Detection Methods for CVE-2025-46301
Indicators of Compromise
- Unexpected system process crashes or kernel panics occurring shortly after connecting new HID devices
- Crash reports in Console.app or /Library/Logs/DiagnosticReports referencing HID-related processes or kernel extensions
- Unusual USB device connection events in system logs with unrecognized vendor or product IDs
Detection Strategies
- Monitor system logs for HID subsystem crashes using log show --predicate 'subsystem == "com.apple.iokit.hid"'
- Implement USB device allow-listing to detect unauthorized HID device connections
- Deploy endpoint detection solutions capable of monitoring for anomalous device enumeration patterns
- Review crash reports for memory corruption signatures in HID-related code paths
Monitoring Recommendations
- Enable enhanced logging for USB device connections and disconnections
- Configure alerts for repeated process crashes in HID-related system services
- Monitor for USB devices with unusual descriptor configurations or malformed data
- Implement SentinelOne endpoint protection to detect exploitation attempts targeting HID vulnerabilities
How to Mitigate CVE-2025-46301
Immediate Actions Required
- Update macOS Sequoia to version 15.7.4 or later
- Update macOS Sonoma to version 14.8.4 or later
- Update iOS and iPadOS to version 18.7.5 or later
- Restrict physical access to systems to trusted personnel only
- Disable unused USB ports in high-security environments
Patch Information
Apple has addressed this vulnerability with improved bounds checks in the affected operating systems.

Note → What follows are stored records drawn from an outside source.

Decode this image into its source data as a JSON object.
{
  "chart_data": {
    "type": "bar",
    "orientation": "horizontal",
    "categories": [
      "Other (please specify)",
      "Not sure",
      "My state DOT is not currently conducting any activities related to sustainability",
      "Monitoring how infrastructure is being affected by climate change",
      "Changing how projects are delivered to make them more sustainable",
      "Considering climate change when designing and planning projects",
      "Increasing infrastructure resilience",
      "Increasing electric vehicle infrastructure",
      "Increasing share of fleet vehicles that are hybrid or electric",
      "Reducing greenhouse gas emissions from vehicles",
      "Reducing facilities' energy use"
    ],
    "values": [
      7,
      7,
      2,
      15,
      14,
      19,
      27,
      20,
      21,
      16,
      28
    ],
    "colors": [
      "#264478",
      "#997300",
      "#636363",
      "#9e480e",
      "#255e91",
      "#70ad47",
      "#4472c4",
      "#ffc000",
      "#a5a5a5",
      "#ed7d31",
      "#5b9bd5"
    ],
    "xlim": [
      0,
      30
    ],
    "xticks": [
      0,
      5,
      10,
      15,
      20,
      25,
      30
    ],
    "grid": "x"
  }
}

Security updates are available through the following advisories:
- Apple Security Advisory 126347 - macOS Sequoia 15.7.4
- Apple Security Advisory 126349 - iOS 18.7.5 and iPadOS 18.7.5
- Apple Security Advisory 126350 - macOS Sonoma 14.8.4
Apply these updates immediately through System Settings > General > Software Update on macOS or Settings > General > Software Update on iOS/iPadOS.
Workarounds
- Implement strict physical security controls to prevent unauthorized device connections
- Use USB port blockers or disable USB ports via MDM policies where feasible
- Configure device management profiles to restrict HID device pairing on managed devices
- Avoid connecting unknown or untrusted USB devices to sensitive systems
# Check current macOS version to verify patch status
sw_vers -productVersion
# List connected HID devices for audit purposes
ioreg -p IOUSB -l | grep -E "(Product|Vendor|Serial)"
# Review system logs for HID-related crashes
log show --predicate 'eventMessage contains "HID"' --last 24h
Disclaimer: This content was generated using AI. While we strive for accuracy, please verify critical information with official sources.